As of 1 p.m. Thursday, the city has helped 2,761 migrants since Dec. 9. City officials say 130 migrants arrived overnight.

Ortega said the city has not received any update on federal aid but has received some assistance from the state.

“The State of Colorado did approve $1.5 million dollars for assistance, and then there's $2.5 million in ARPA (American Rescue Plan) funding that's been made available statewide. So Denver will get some but… we're exceeding those resources,” Ortega said. “It's really important to be clear that the border crisis coming to our doorstep is not because Denver is a welcoming city. It is a result of the federal government not fixing the immigration problem that has been in existence for decades.”
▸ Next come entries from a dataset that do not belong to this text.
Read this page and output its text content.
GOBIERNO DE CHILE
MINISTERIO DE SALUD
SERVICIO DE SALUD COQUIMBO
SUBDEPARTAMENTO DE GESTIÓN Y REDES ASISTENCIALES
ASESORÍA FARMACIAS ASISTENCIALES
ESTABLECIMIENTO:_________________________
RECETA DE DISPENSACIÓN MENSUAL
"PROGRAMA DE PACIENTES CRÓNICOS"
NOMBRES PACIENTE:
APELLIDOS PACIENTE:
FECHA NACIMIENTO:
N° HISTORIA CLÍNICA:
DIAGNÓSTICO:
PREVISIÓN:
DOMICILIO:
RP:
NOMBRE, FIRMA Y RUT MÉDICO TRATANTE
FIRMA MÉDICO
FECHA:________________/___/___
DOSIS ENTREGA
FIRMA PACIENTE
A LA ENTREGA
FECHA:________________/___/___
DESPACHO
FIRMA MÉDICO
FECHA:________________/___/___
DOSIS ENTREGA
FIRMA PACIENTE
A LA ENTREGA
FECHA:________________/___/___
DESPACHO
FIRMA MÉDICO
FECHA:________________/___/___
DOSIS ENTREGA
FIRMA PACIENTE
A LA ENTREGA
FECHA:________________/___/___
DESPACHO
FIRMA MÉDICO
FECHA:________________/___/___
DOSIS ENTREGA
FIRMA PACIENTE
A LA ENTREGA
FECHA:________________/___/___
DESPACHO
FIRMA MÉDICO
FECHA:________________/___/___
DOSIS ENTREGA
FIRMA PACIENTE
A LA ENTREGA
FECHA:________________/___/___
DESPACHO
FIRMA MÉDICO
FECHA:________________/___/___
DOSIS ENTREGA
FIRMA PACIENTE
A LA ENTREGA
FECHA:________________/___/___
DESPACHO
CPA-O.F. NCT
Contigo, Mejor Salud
Ortega said while Denver waits for federal aid, the city added more than 100 jobs to help staff temporary shelters. Workers there are learning more about why migrants are coming to Denver specifically.
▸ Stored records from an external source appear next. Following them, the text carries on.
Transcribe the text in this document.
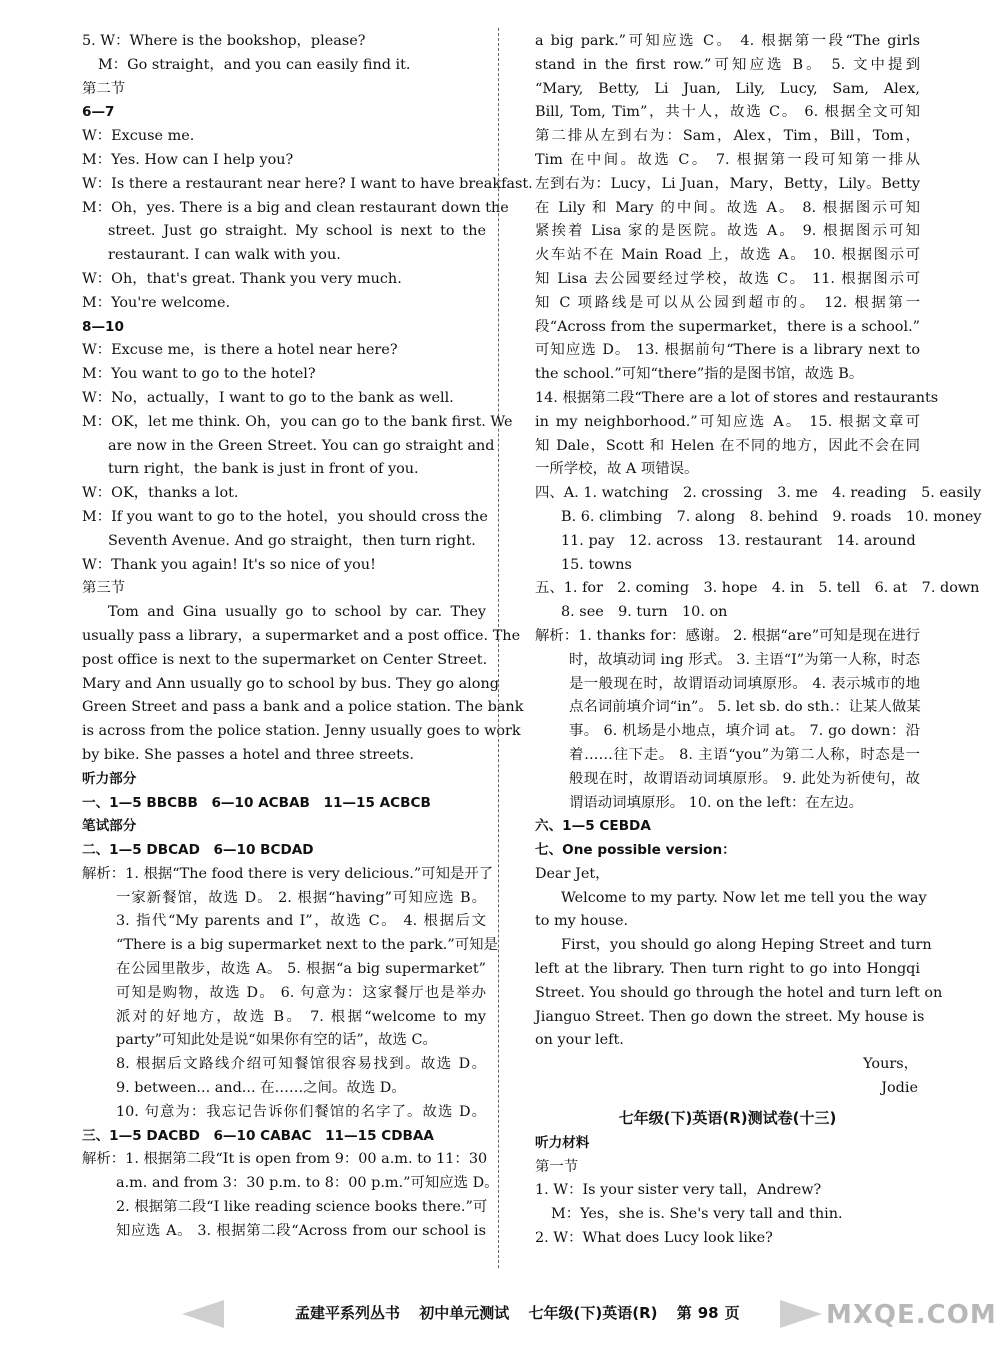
5. W：Where is the bookshop，please?
M：Go straight，and you can easily find it.
第二节
6—7
W：Excuse me.
M：Yes. How can I help you?
W：Is there a restaurant near here? I want to have breakfast.
M：Oh，yes. There is a big and clean restaurant down the
street. Just go straight. My school is next to the
restaurant. I can walk with you.
W：Oh，that's great. Thank you very much.
M：You're welcome.
8—10
W：Excuse me，is there a hotel near here?
M：You want to go to the hotel?
W：No，actually，I want to go to the bank as well.
M：OK，let me think. Oh，you can go to the bank first. We
are now in the Green Street. You can go straight and
turn right，the bank is just in front of you.
W：OK，thanks a lot.
M：If you want to go to the hotel，you should cross the
Seventh Avenue. And go straight，then turn right.
W：Thank you again! It's so nice of you!
第三节
Tom and Gina usually go to school by car. They
usually pass a library，a supermarket and a post office. The
post office is next to the supermarket on Center Street.
Mary and Ann usually go to school by bus. They go along
Green Street and pass a bank and a police station. The bank
is across from the police station. Jenny usually goes to work
by bike. She passes a hotel and three streets.
听力部分
一、1—5 BBCBB　6—10 ACBAB　11—15 ACBCB
笔试部分
二、1—5 DBCAD　6—10 BCDAD
解析：1. 根据“The food there is very delicious.”可知是开了
一家新餐馆，故选 D。 2. 根据“having”可知应选 B。
3. 指代“My parents and I”，故选 C。 4. 根据后文
“There is a big supermarket next to the park.”可知是
在公园里散步，故选 A。 5. 根据“a big supermarket”
可知是购物，故选 D。 6. 句意为：这家餐厅也是举办
派对的好地方，故选 B。 7. 根据“welcome to my
party”可知此处是说“如果你有空的话”，故选 C。
8. 根据后文路线介绍可知餐馆很容易找到。故选 D。
9. between... and... 在……之间。故选 D。
10. 句意为：我忘记告诉你们餐馆的名字了。故选 D。
三、1—5 DACBD　6—10 CABAC　11—15 CDBAA
解析：1. 根据第二段“It is open from 9：00 a.m. to 11：30
a.m. and from 3：30 p.m. to 8：00 p.m.”可知应选 D。
2. 根据第二段“I like reading science books there.”可
知应选 A。 3. 根据第二段“Across from our school is
a big park.”可知应选 C。 4. 根据第一段“The girls
stand in the first row.”可知应选 B。 5. 文中提到
“Mary, Betty, Li Juan, Lily, Lucy, Sam, Alex,
Bill, Tom, Tim”，共十人，故选 C。 6. 根据全文可知
第二排从左到右为：Sam，Alex，Tim，Bill，Tom，
Tim 在中间。故选 C。 7. 根据第一段可知第一排从
左到右为：Lucy，Li Juan，Mary，Betty，Lily。Betty
在 Lily 和 Mary 的中间。故选 A。 8. 根据图示可知
紧挨着 Lisa 家的是医院。故选 A。 9. 根据图示可知
火车站不在 Main Road 上，故选 A。 10. 根据图示可
知 Lisa 去公园要经过学校，故选 C。 11. 根据图示可
知 C 项路线是可以从公园到超市的。 12. 根据第一
段“Across from the supermarket，there is a school.”
可知应选 D。 13. 根据前句“There is a library next to
the school.”可知“there”指的是图书馆，故选 B。
14. 根据第二段“There are a lot of stores and restaurants
in my neighborhood.”可知应选 A。 15. 根据文章可
知 Dale，Scott 和 Helen 在不同的地方，因此不会在同
一所学校，故 A 项错误。
四、A. 1. watching　2. crossing　3. me　4. reading　5. easily
B. 6. climbing　7. along　8. behind　9. roads　10. money
11. pay　12. across　13. restaurant　14. around
15. towns
五、1. for　2. coming　3. hope　4. in　5. tell　6. at　7. down
8. see　9. turn　10. on
解析：1. thanks for：感谢。 2. 根据“are”可知是现在进行
时，故填动词 ing 形式。 3. 主语“I”为第一人称，时态
是一般现在时，故谓语动词填原形。 4. 表示城市的地
点名词前填介词“in”。 5. let sb. do sth.：让某人做某
事。 6. 机场是小地点，填介词 at。 7. go down：沿
着……往下走。 8. 主语“you”为第二人称，时态是一
般现在时，故谓语动词填原形。 9. 此处为祈使句，故
谓语动词填原形。 10. on the left：在左边。
六、1—5 CEBDA
七、One possible version：
Dear Jet，
Welcome to my party. Now let me tell you the way
to my house.
First，you should go along Heping Street and turn
left at the library. Then turn right to go into Hongqi
Street. You should go through the hotel and turn left on
Jianguo Street. Then go down the street. My house is
on your left.
Yours，
Jodie
七年级(下)英语(R)测试卷(十三)
听力材料
第一节
1. W：Is your sister very tall，Andrew?
M：Yes，she is. She's very tall and thin.
2. W：What does Lucy look like?
孟建平系列丛书 初中单元测试 七年级(下)英语(R) 第 98 页	MXQE.COM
“A lot of them have told us that nonprofit groups have sent them to Denver. Some of them have said border communities have sent them to Denver… we're doing our absolute best to ensure that we can serve people and to ensure that a humanitarian crisis does not land in the streets of Denver,” Ortega said.

As city leaders grapple with the lack of resources, Temple Emanuel is serving as a donation drop-off site for community members who are interested in donating items to migrants.
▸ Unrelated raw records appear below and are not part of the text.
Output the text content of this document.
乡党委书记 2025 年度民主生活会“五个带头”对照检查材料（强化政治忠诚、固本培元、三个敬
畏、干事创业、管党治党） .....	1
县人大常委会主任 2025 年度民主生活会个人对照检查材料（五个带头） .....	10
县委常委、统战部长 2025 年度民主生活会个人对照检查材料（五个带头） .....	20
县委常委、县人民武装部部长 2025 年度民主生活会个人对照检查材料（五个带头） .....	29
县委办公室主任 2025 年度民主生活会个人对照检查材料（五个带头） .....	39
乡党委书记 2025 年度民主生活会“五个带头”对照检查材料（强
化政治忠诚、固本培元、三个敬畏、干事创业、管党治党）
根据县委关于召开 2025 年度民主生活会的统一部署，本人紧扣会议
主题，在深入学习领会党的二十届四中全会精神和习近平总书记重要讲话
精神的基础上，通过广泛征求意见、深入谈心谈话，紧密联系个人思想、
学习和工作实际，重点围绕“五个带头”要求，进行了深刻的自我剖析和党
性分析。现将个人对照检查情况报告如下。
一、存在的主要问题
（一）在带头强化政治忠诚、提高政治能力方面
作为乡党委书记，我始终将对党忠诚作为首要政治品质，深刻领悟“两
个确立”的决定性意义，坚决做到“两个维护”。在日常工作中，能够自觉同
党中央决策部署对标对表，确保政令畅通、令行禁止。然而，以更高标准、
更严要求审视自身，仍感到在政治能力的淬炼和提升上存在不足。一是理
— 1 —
“Last Thursday morning, we were on a call with the Jewish Community Relations Council, which is a community organization full of agency heads and leaders and people that represent all the different congregations and organizations. The Denver Office of Emergency Management was actually on that call asking for resources and support,” said Emily Hyatt, Temple Emanuel associate rabbi. “When they said that they were hoping to open an east side donation center, six of us started texting and emailing each other… and within 24 hours, we had plans to open this site and were able to open on Monday afternoon."

As of noon on Thursday, hundreds of donations have been dropped off.

“Within 24 hours, the items are unpacked and put onto people. So, our turnaround is quite quick. On Monday, we turned around 150 moving boxes full of clothes. It's huge,” Hyatt said.

But Hyatt said more donations are needed.

“We really need men's pants, sweatpants, jackets, belts, shoes. And smaller sizes are super helpful,” Hyatt said. “We also need backpacks and gym bags, nothing bigger. We can't take suitcases. We can't take big duffel bags, but backpacks and gym bags. Imagine that you have crossed the border and you have been swimming and taking buses and walking and driving and riding in boats, and all you have is what is on your back. Finally somebody gives you a clean pair of pants and a jacket. And it would be great if you had a place to hold that.”

Hyatt said the donation efforts follow a long tradition.

“In the Jewish community, we know that we were asked, by our tradition, to love the stranger, right? That's our mandate, love the stranger. It tells us that 36 times. And almost every one of those times comes with a reminder that we've been strangers, we you know what it feels like. You can't just watch somebody walk down the street without what they need. You have to help,” Hyatt said. “People don't walk and bus and boat and crawl this many miles unless they're desperate. And they're desperate. They want for themselves for their children a better life.”

Hyatt said while the city waits for more state and federal resources, Temple Emanuel will continue connecting community members who want to help with those who need it most.

Temple Emanuel is an operational synagogue and will accept donations on Mondays from 5 p.m. to 8 p.m. and Thursdays from 9 a.m. to noon through the end of January.